The short term kind of suspense is like at the very end of the first chapter, when Hang didn’t even know her father name, then she narrates the end of the chapter by saying “I was almost ten years old when I learned about my father” (Huong, 18). The last line of the chapter hints that the next chapter of the novel will be a flashback talking about her father and her family in the past, which is significant for her, especially learning about her father Ton. Doing that keeps you curious about what will happen next, and what Hang is going to discover about her father and the life they had before with her father present. This is the short term kind because you are interested in finding out what will happen and it will be revealed in the near future will reading the novel.
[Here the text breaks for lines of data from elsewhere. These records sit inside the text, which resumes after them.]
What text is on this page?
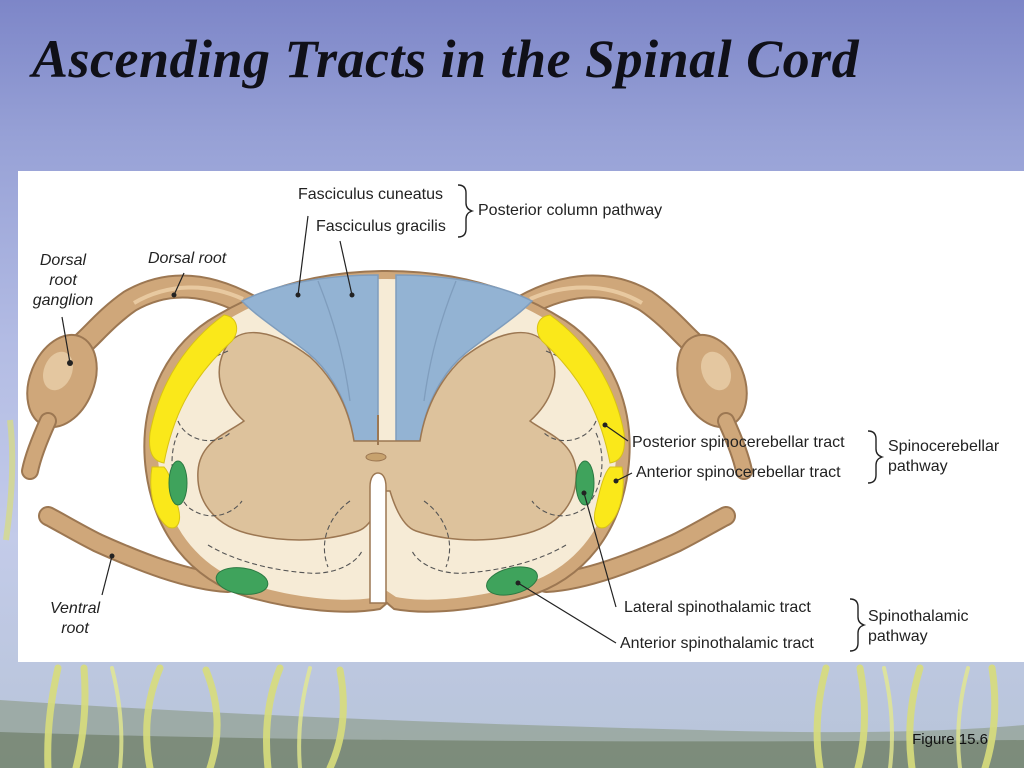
Ascending Tracts in the Spinal Cord
Fasciculus cuneatus
Fasciculus gracilis
Posterior column pathway
Dorsal
root
ganglion
Dorsal root
Ventral
root
Posterior spinocerebellar tract
Anterior spinocerebellar tract
Spinocerebellar
pathway
Lateral spinothalamic tract
Anterior spinothalamic tract
Spinothalamic
pathway
Figure 15.6
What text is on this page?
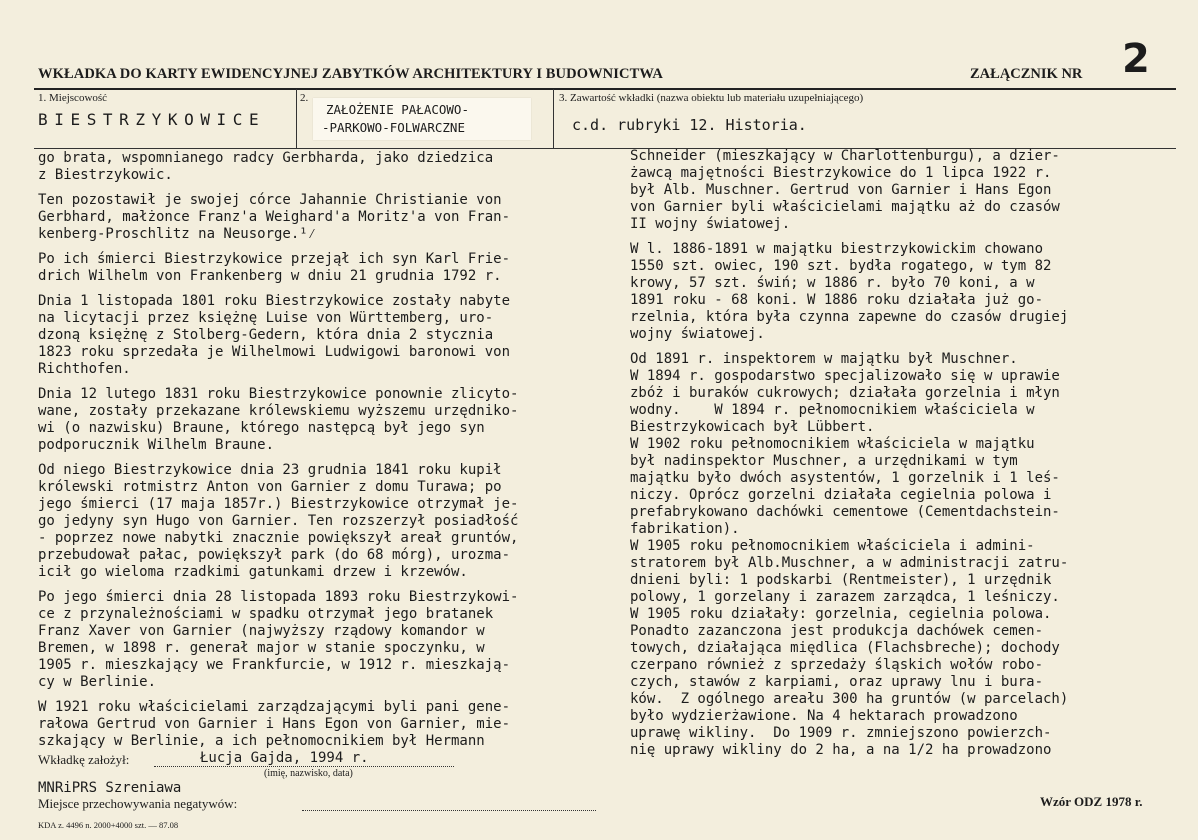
WKŁADKA DO KARTY EWIDENCYJNEJ ZABYTKÓW ARCHITEKTURY I BUDOWNICTWA	ZAŁĄCZNIK NR 2
1. Miejscowość
BIESTRZYKOWICE
2.
ZAŁOŻENIE PAŁACOWO-
-PARKOWO-FOLWARCZNE
3. Zawartość wkładki (nazwa obiektu lub materiału uzupełniającego)
c.d. rubryki 12. Historia.
go brata, wspomnianego radcy Gerbharda, jako dziedzica
z Biestrzykowic.
Ten pozostawił je swojej córce Jahannie Christianie von
Gerbhard, małżonce Franz'a Weighard'a Moritz'a von Fran-
kenberg-Proschlitz na Neusorge.¹⁄
Po ich śmierci Biestrzykowice przejął ich syn Karl Frie-
drich Wilhelm von Frankenberg w dniu 21 grudnia 1792 r.
Dnia 1 listopada 1801 roku Biestrzykowice zostały nabyte
na licytacji przez księżnę Luise von Württemberg, uro-
dzoną księżnę z Stolberg-Gedern, która dnia 2 stycznia
1823 roku sprzedała je Wilhelmowi Ludwigowi baronowi von
Richthofen.
Dnia 12 lutego 1831 roku Biestrzykowice ponownie zlicyto-
wane, zostały przekazane królewskiemu wyższemu urzędniko-
wi (o nazwisku) Braune, którego następcą był jego syn
podporucznik Wilhelm Braune.
Od niego Biestrzykowice dnia 23 grudnia 1841 roku kupił
królewski rotmistrz Anton von Garnier z domu Turawa; po
jego śmierci (17 maja 1857r.) Biestrzykowice otrzymał je-
go jedyny syn Hugo von Garnier. Ten rozszerzył posiadłość
- poprzez nowe nabytki znacznie powiększył areał gruntów,
przebudował pałac, powiększył park (do 68 mórg), urozma-
icił go wieloma rzadkimi gatunkami drzew i krzewów.
Po jego śmierci dnia 28 listopada 1893 roku Biestrzykowi-
ce z przynależnościami w spadku otrzymał jego bratanek
Franz Xaver von Garnier (najwyższy rządowy komandor w
Bremen, w 1898 r. generał major w stanie spoczynku, w
1905 r. mieszkający we Frankfurcie, w 1912 r. mieszkają-
cy w Berlinie.
W 1921 roku właścicielami zarządzającymi byli pani gene-
rałowa Gertrud von Garnier i Hans Egon von Garnier, mie-
szkający w Berlinie, a ich pełnomocnikiem był Hermann
Schneider (mieszkający w Charlottenburgu), a dzier-
żawcą majętności Biestrzykowice do 1 lipca 1922 r.
był Alb. Muschner. Gertrud von Garnier i Hans Egon
von Garnier byli właścicielami majątku aż do czasów
II wojny światowej.
W l. 1886-1891 w majątku biestrzykowickim chowano
1550 szt. owiec, 190 szt. bydła rogatego, w tym 82
krowy, 57 szt. świń; w 1886 r. było 70 koni, a w
1891 roku - 68 koni. W 1886 roku działała już go-
rzelnia, która była czynna zapewne do czasów drugiej
wojny światowej.
Od 1891 r. inspektorem w majątku był Muschner.
W 1894 r. gospodarstwo specjalizowało się w uprawie
zbóż i buraków cukrowych; działała gorzelnia i młyn
wodny.    W 1894 r. pełnomocnikiem właściciela w
Biestrzykowicach był Lübbert.
W 1902 roku pełnomocnikiem właściciela w majątku
był nadinspektor Muschner, a urzędnikami w tym
majątku było dwóch asystentów, 1 gorzelnik i 1 leś-
niczy. Oprócz gorzelni działała cegielnia polowa i
prefabrykowano dachówki cementowe (Cementdachstein-
fabrikation).
W 1905 roku pełnomocnikiem właściciela i admini-
stratorem był Alb.Muschner, a w administracji zatru-
dnieni byli: 1 podskarbi (Rentmeister), 1 urzędnik
polowy, 1 gorzelany i zarazem zarządca, 1 leśniczy.
W 1905 roku działały: gorzelnia, cegielnia polowa.
Ponadto zazanczona jest produkcja dachówek cemen-
towych, działająca międlica (Flachsbreche); dochody
czerpano również z sprzedaży śląskich wołów robo-
czych, stawów z karpiami, oraz uprawy lnu i bura-
ków.  Z ogólnego areału 300 ha gruntów (w parcelach)
było wydzierżawione. Na 4 hektarach prowadzono
uprawę wikliny.  Do 1909 r. zmniejszono powierzch-
nię uprawy wikliny do 2 ha, a na 1/2 ha prowadzono
Wkładkę założył:	Łucja Gajda, 1994 r.
(imię, nazwisko, data)
MNRiPRS Szreniawa
Miejsce przechowywania negatywów:	Wzór ODZ 1978 r.
KDA z. 4496 n. 2000+4000 szt. — 87.08
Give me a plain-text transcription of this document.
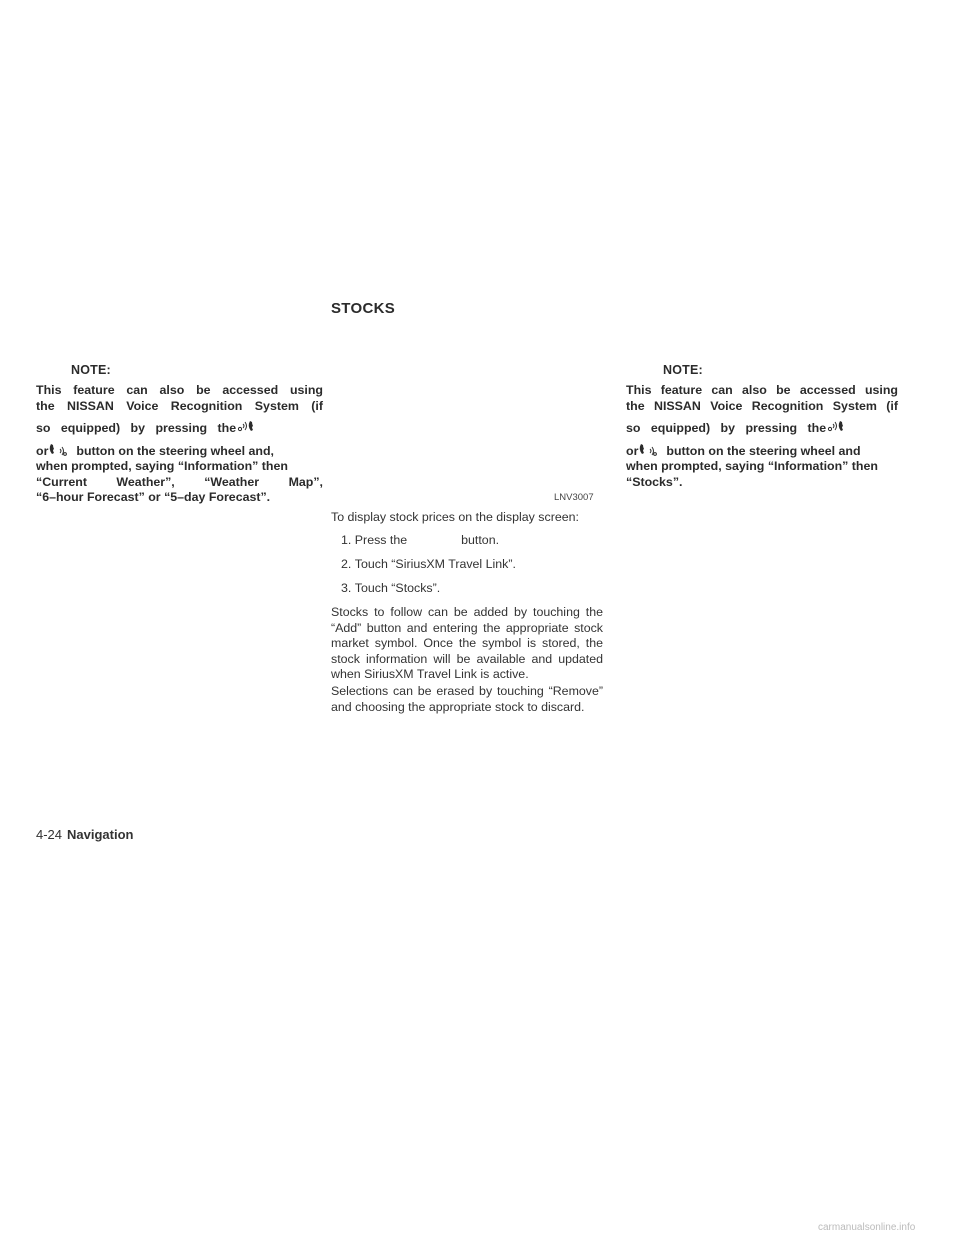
NOTE:
This feature can also be accessed using
the NISSAN Voice Recognition System (if
so equipped) by pressing the
or button on the steering wheel and,
when prompted, saying “Information” then
“Current Weather”, “Weather Map”,
“6–hour Forecast” or “5–day Forecast”.
STOCKS
LNV3007
To display stock prices on the display screen:
1. Press the	button.
2. Touch “SiriusXM Travel Link”.
3. Touch “Stocks”.
Stocks to follow can be added by touching the “Add” button and entering the appropriate stock market symbol. Once the symbol is stored, the stock information will be available and updated when SiriusXM Travel Link is active.
Selections can be erased by touching “Remove” and choosing the appropriate stock to discard.
NOTE:
This feature can also be accessed using
the NISSAN Voice Recognition System (if
so equipped) by pressing the
or button on the steering wheel and
when prompted, saying “Information” then
“Stocks”.
4-24 Navigation
carmanualsonline.info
The second kind of Suspense is more long term, and it’s something that will attract you for things to come later in the book. Criminal Investigation series do this the most, they would have a murder case in investigation and they give you chances to guess who the murderer is. They keep the show suspenseful to keep guessing and wondering who it could be and you continue watching to see who the reveal. An example of the long term suspense is when Hang is going onto the train heading to the city of Moscow in Russia, “I brushed against a Russian woman with blonde permed hair. She glared at me, and I apologized. Was my voice too soft? Hadn’t she heard me? She continued on her path as if she didn’t see me,”(Huong,15). This shows how much the Russians belittle the Vietnamese, even when they share the same age. Then Hang starts to realize how things are in Russia, “I caught a glimpse of my own reflection in the window: a pale young woman with a lost, worried expression, stooped shoulders, and cheap maroon wool suit.”(Huong, 16). This is her comparing her appearance to the Russian woman that she bumped into, and it is when she realizes that she stands out in Moscow amongst the Russians, and she realizes that she will continue to be dealt with like how the Russian woman treated her. This creates suspense because it gives the reader an idea of the kinds of struggles she will face in Moscow, in addition to the ones she is already facing with her uncle being sick. Because of this the reader will continue to read for chapters to come, anxious to find how she faces these challenges and how she overcomes them.
In conclusion, suspense is a tool that the writer uses to maintain the excitement of the novel till the end. It keeps the thrill of the novel there, and keeps the reader curious to find out what happens next. The writer would leave out some information, which results in questions that come up in the reader’s mind, and the answers to those questions are not given immediately, so the reader continues reading to satisfy his thoughts.
Lodge, David. The art of fiction. Vintage, 2011.
Hương, Dương Thu. Paradise of the Blind. Trans. Phan Huy Duong and Nina McPherson. New York: Perennial, 2002. Print.